M1 K8s The Hard Way
What
Lima provides a ‘sort of unofficial “macOS subsystem for Linux”’ which is designed to provide CLI access to (Contai)nerdctl on a Mac. It does this by leveraging QEMU with HVF accelerator enabling running Arm on Intel and Intel on Arm. The tool has a shorthand that references a ‘default’ vm where:
lima nerdctl run -d --name nginx -p 127.0.0.1:8080:80 nginx:alpine
translates into something like
limactl shell default nerdctl run -d --name nginx -p 127.0.0.1:8080:80 nginx:alpine
Having spent a little time evaluating Lima as a replacement for my own container usage on Mac I starting looking
into running multiple VMs and customising the network configurations.
It turns out that with autoconf and automake installed
on a vanilla M1 Monterey Mac, vde_vmnet can be installed providing “vmnet.framework support for rootless QEMU”.

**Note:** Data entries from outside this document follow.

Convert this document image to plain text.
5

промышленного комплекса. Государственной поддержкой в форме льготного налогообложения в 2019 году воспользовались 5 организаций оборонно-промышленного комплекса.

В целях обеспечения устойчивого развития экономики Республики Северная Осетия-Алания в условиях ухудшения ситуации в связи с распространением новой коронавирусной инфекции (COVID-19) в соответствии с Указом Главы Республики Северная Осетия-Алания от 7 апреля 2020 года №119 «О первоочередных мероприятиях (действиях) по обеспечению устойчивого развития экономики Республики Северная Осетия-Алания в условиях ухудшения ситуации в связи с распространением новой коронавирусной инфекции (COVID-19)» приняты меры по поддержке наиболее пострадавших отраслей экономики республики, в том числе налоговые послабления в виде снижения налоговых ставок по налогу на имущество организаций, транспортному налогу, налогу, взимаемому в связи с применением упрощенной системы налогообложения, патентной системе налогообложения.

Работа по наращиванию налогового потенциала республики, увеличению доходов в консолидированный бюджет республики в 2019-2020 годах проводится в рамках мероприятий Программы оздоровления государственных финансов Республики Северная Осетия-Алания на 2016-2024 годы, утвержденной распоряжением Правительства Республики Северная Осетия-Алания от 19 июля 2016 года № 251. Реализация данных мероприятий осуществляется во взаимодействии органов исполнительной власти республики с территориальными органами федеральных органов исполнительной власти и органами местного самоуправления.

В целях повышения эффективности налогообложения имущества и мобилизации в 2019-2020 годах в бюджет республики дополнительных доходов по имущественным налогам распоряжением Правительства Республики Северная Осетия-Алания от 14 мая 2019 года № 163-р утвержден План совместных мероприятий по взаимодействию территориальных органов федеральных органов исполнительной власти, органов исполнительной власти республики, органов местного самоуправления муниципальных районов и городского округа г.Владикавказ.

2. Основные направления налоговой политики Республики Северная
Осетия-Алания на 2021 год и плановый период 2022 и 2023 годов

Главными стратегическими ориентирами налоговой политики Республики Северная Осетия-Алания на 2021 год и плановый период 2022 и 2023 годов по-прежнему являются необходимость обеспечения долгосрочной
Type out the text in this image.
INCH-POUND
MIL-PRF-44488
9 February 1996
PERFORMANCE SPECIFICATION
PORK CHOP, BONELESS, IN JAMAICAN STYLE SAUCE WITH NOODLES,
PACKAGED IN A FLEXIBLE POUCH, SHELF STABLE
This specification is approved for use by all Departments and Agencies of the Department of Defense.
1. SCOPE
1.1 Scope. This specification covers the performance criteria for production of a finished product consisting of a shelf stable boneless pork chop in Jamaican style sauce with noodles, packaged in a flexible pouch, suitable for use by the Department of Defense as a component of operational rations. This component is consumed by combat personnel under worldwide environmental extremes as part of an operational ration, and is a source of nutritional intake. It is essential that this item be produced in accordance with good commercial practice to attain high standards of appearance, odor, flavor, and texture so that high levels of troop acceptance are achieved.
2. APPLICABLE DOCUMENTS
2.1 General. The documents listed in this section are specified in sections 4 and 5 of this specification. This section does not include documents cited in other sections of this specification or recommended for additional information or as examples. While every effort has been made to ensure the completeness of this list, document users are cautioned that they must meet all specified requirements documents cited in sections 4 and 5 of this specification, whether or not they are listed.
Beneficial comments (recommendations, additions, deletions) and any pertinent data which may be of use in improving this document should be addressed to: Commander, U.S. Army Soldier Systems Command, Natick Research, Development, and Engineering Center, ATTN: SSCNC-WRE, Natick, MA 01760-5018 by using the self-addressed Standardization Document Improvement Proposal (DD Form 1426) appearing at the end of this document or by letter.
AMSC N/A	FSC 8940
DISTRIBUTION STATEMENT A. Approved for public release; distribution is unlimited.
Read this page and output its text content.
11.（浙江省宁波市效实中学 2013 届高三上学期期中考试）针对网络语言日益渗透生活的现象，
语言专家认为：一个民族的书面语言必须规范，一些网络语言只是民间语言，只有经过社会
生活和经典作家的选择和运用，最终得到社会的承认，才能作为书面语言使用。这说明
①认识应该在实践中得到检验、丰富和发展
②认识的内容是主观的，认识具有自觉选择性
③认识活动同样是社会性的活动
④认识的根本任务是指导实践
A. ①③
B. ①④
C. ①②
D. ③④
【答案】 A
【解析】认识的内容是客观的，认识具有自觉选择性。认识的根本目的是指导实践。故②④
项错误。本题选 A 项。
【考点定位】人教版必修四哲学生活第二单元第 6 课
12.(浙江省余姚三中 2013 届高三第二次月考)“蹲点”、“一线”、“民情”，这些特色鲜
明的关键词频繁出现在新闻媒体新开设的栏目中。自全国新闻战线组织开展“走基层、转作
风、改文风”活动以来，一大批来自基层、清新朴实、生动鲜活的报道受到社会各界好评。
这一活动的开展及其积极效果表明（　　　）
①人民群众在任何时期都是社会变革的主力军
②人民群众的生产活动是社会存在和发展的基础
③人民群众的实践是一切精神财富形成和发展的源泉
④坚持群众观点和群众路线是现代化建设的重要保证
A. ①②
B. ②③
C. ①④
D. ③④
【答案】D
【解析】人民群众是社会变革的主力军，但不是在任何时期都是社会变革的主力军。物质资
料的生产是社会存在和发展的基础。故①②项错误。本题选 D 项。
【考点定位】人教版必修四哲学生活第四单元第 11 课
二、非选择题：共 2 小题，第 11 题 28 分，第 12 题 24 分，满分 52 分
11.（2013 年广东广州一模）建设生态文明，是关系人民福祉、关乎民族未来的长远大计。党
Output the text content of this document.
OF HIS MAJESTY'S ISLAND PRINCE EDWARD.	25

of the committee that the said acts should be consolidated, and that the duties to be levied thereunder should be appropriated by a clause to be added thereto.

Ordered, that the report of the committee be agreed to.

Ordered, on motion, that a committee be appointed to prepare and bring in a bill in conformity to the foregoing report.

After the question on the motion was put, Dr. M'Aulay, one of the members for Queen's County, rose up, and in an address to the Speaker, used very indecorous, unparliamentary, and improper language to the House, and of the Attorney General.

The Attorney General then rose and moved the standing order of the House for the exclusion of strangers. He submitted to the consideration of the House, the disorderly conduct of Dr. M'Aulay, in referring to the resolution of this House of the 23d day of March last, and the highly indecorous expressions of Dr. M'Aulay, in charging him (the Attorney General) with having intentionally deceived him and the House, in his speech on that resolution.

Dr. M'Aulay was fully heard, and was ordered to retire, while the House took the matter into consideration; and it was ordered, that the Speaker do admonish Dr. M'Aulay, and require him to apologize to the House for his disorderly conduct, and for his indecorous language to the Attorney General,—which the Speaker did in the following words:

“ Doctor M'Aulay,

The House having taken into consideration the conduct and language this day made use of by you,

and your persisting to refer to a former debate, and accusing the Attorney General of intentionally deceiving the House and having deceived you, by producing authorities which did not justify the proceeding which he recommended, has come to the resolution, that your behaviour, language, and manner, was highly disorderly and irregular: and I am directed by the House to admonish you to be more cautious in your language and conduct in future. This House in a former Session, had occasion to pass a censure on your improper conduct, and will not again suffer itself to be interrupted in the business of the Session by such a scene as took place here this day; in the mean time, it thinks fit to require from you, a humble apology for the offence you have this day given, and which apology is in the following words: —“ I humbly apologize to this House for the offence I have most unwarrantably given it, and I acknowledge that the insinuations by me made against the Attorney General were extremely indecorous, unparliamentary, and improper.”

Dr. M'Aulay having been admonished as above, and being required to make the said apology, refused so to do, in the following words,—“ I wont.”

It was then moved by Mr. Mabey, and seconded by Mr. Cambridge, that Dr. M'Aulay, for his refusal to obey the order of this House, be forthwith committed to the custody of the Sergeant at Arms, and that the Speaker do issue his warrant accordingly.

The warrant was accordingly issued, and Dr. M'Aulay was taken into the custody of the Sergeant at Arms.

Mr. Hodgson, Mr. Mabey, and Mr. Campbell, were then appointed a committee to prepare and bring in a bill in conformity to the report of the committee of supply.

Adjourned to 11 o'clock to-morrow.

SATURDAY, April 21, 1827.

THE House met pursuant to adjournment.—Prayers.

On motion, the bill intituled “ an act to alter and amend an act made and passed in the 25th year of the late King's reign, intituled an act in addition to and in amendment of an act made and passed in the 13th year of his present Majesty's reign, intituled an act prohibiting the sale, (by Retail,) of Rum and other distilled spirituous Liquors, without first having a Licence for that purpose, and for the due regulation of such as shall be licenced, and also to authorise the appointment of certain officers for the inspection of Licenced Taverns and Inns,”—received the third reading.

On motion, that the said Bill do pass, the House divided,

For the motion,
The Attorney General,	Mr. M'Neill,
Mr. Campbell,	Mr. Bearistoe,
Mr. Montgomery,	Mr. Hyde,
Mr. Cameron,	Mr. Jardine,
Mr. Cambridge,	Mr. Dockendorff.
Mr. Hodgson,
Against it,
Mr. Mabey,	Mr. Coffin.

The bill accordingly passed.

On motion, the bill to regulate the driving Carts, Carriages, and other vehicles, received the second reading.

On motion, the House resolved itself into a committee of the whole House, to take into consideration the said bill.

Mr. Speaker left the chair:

This translates into (a slightly manual) ability to bring VMs up with specific network interfaces and specific DHCP
issued static IP addresses.
The instructions at the vde_vmnet repository describe how to build the two required components, vde_vmnet and vde_switch.
Install vde_switch:
git clone https://github.com/virtualsquare/vde-2.git
cd vde-2
autoreconf -fis
./configure --prefix=/opt/vde
make
sudo make install
Install vde_vmnet:
git clone https://github.com/lima-vm/vde_vmnet
cd vde_vmnet
make PREFIX=/opt/vde
sudo make PREFIX=/opt/vde install
The configuration for the networks can be found in e.g. ~/.lima/_config/networks.yaml
Support for managing network daemons automatically is backed in to Lima as of v0.7.0. To do this a networks configuration
is added to the VM lima.yaml configuration file:
networks:
# Lima can manage daemons for networks defined in $LIMA_HOME/_config/networks.yaml
# automatically. Both vde_switch and vde_vmnet binaries must be installed into
# secure locations only alterable by the "root" user.
- lima: shared
Static IP address can be configured by specifying a MAC address for each VM and configuring /etc/bootptab with
Host / MAC / IP mappings, for example:
# bootptab
%%
# hostname hwtype hwaddr ipaddr bootfile
tmp-vm01 1 de:ad:be:ef:00:01 192.168.105.100
And in a VMs configuration:
networks:
- lima: shared
macAddress: "de:ad:be:ef:00:01"
With a change to bootptab the DHCP deamon needs to be reloaded:
sudo /bin/launchctl unload -w /System/Library/LaunchDaemons/bootps.plist
sudo /bin/launchctl load -w /System/Library/LaunchDaemons/bootps.plist
For Lima to be able to control the networking daemons it (currently) requires sudo access. This can be added via:
limactl sudoers | sudo tee /etc/sudoers.d/lima
Why
With an ability to spin up small VMs with custom network configuration running almost seamlessly on an M1 macbook, I reached for a problem to match the solution. Having not run through Kubernetes The Hard Way for quite some time it seemed I had found the problem.
Can I run an ARM based multi-VM hand-crafted Kubernetes cluster on an M1 powered macbook - easily ?
There are multiple ways to get Kubernetes up and running on an M1 Macbook with substantially less effort required than the approach taken in this blog post. Lima itself provides a config file, Minikube is still winning and some new entries to the scene look interesting like Rancher Desktop, which uses Lima under the hood.
How
To set up the VMs for an Arm based Kubernetes cluster on an M1 Mac I used the following network configuration:
paths:
vdeSwitch: /opt/vde/bin/vde_switch
vdeVMNet: /opt/vde/bin/vde_vmnet
varRun: /private/var/run/lima
sudoers: /private/etc/sudoers.d/lima
group: staff
networks:
shared:
mode: shared
gateway: 10.1.0.1
dhcpEnd: 10.1.254.254
netmask: 255.255.0.0
Lima configuration allows specifying a remote iso (which it can cache locally), for example:
https://github.com/lima-vm/alpine-lima/releases/download/v0.2.2/alpine-lima-std-3.14.3-aarch64.iso
With the ability to orchestrate VMs and network configuration locally with Lima, we can run through installing a setting up a cluster using resources such as Kubernetes The Hard Way.